The reservoir tank was really fast and fun to put together. The core component is a great piece of junk plastic, half of a broken hot tub filter intake; the other half made the smoke stack on the furnace piece. This part though was actually the first bit I worked on for this build. Way back at the start I cut a chunk of foam to fill it as a quick test of a foam cutter I got, then put it aside until I knew what to do with it.
Picking it back up, I looked around my bits pile to see what could finish it up quickly. The big find was that the lid of the hot chocolate canister used to make the water tower worked really well as a top component, looking like some kind of access compartment. Unfortunately it had a significant undercut to slide into the canister that didn’t look good set directly onto the top. I’m not sure how I would have addressed this manually. Probably cut some foamcore to slide it into, but I hate cutting circles. Instead I 3D modeled a collar to fit exactly around the lid and fill out the undercut, included some bolts for detail, and printed it out.
After that I built a ladder following the procedure I’ve used throughout this build, glued on a bunch of hatches and wall bits I downloaded and printed, and called it done. A simple, effective piece that’s a solid line of sight blocker at 4″ to the top.
For the final piece I wasn’t sure what to make. Pretty much out of time, I didn’t want to embark on a building or similar structure. I also kind of wanted a piece of just area terrain/partial cover, not a chunky line of sight blocker like the other pieces.

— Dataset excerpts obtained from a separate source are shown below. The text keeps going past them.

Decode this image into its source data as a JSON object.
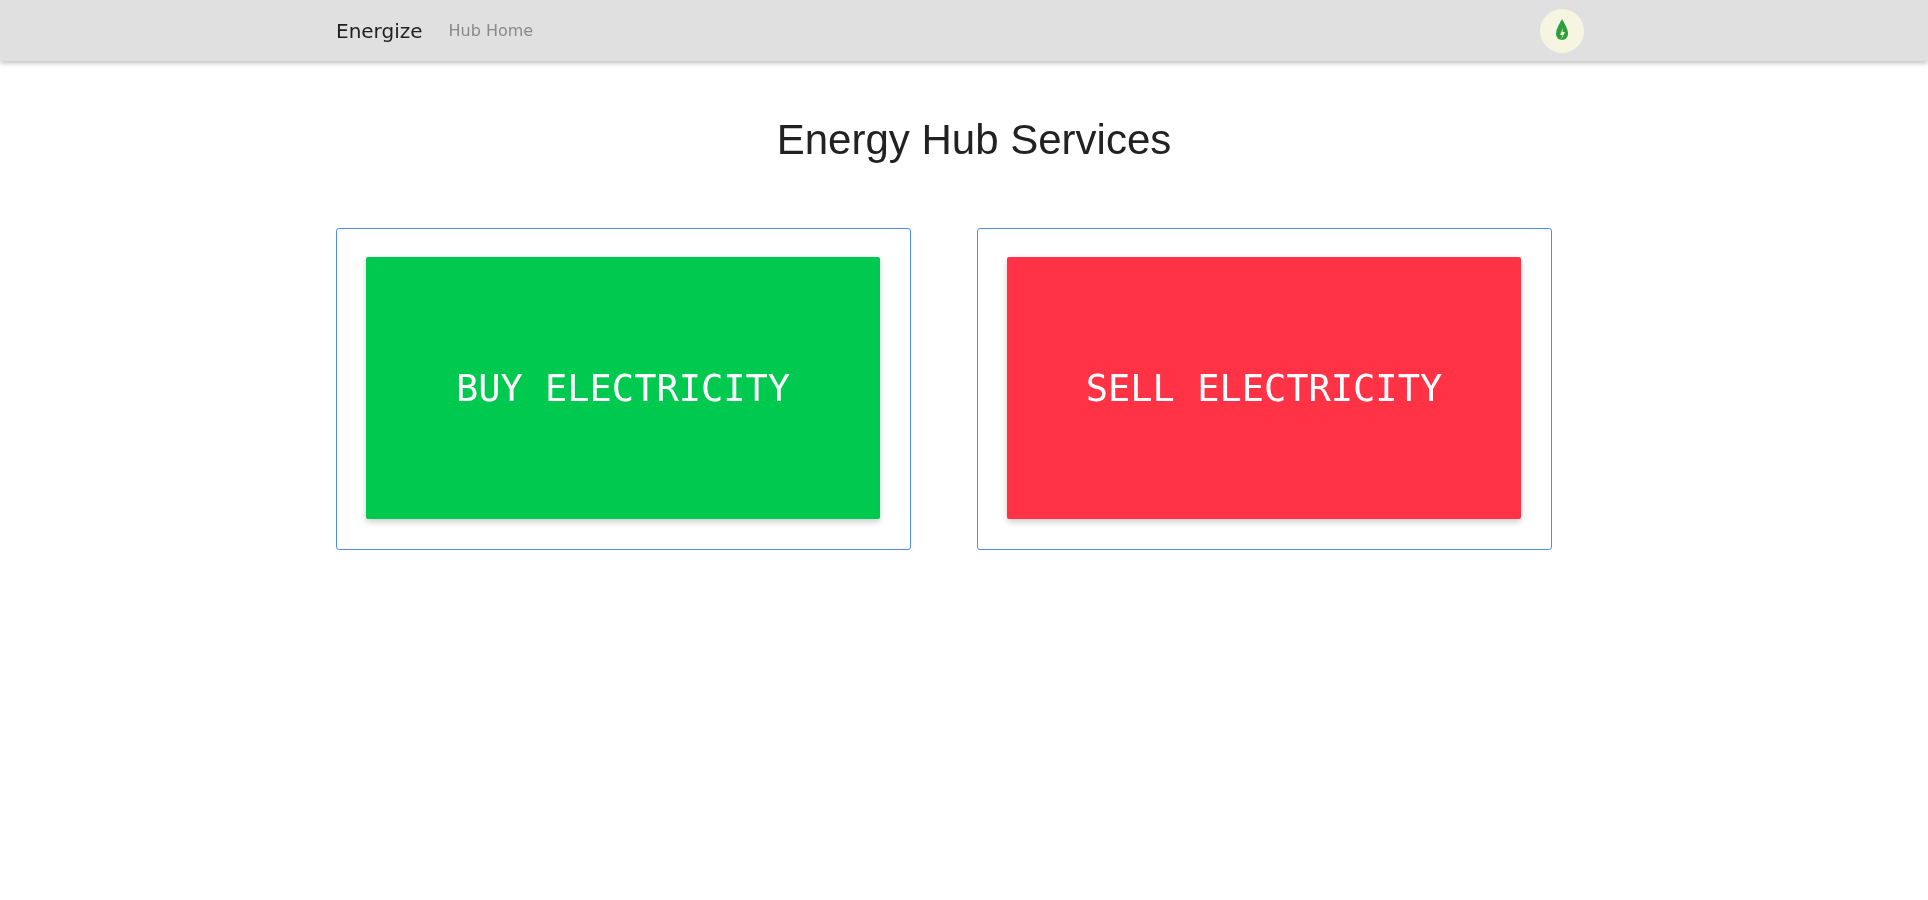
{
  "navbar": {
    "brand": "Energize",
    "links": [
      "Hub Home"
    ]
  },
  "title": "Energy Hub Services",
  "services": [
    {
      "label": "BUY ELECTRICITY",
      "color": "#00c94f"
    },
    {
      "label": "SELL ELECTRICITY",
      "color": "#ff3246"
    }
  ]
}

Rooting through my bits and supplies pile again I started looking at some large wood dowels I have. It got me to thinking about a collection of small tanks making up a little chemical processing site of some sort. In the end I only used the dowels for the tallest tank because it was unfortunately a hard enough wood I didn’t want to deal with cutting them all to size. But I started by designing caps to fit the dowels, and only at the last minute decided to print the barrels as well.

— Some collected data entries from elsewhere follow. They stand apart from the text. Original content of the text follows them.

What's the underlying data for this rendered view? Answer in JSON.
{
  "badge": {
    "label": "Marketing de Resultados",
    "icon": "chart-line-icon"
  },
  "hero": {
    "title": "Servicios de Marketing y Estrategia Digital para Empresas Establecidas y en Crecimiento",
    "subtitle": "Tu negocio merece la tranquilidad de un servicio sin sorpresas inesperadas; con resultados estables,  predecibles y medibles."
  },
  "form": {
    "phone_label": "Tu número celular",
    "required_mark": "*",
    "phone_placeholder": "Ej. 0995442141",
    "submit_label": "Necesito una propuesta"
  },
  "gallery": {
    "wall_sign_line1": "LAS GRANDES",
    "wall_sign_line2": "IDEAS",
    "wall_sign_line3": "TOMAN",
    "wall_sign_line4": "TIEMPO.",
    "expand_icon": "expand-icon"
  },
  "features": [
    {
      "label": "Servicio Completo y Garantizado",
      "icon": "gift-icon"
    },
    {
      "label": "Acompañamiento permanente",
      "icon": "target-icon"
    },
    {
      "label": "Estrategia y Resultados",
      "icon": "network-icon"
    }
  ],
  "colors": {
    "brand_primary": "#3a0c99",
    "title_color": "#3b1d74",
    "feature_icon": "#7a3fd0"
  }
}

One somewhat interesting modeling detail is that the caps have a concave underside so the barrels fit slightly inside the collar, rather than just surface mating. It seemed like it might be too much area for the print head to traverse in space without potentially distorting the shape of the cap by collapsing a bit as the underside hanging in open air sagged. The printer software I use can automatically add supports, but in doing so it would also unnecessarily support the bolts hanging off the side. The underside supports would possibly also be a hassle to cut off because the automatic supports would cover a lot of area. So instead I included the supports directly in the model as concentric rings of little divots that provide just enough support, but flick off with your fingernail. After doing a test print to check the supports and sizing against the dowels I decided to double the number of them to eliminate a few loose stringers from sagging plastic that had to be cut out. But after that these pieces required essentially zero post-print cleanup.

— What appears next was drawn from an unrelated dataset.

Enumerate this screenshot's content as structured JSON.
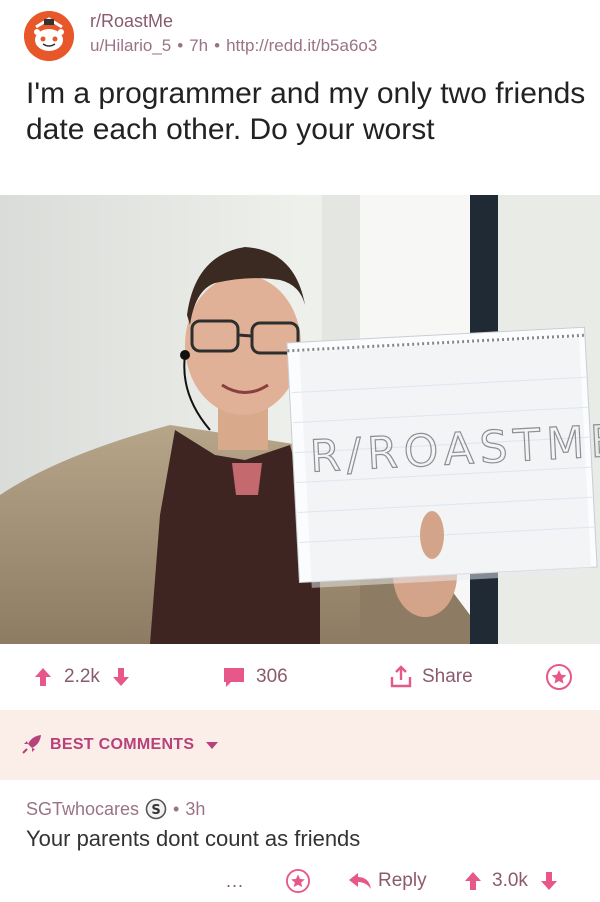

With some tanks in hand I played around a bunch with different layouts. Eventually I decided to make another component, some sort of mixer that they all feed into and then push out to a larger tank, or a splitter doing the opposite. In retrospect I wish I’d made the faux ports deeper so that the tubing had more length to sit in as it’s glued down, but I eventually managed to wrestle them into place.
That’s it for the construction of the Medea Refinery! In fact, as I’m sitting here it’s actually already entirely done; we had a very successful group painting day to knock it out. Pictures from that will be up very soon. All of the printed models for the processing site are up for free download on Thingiverse.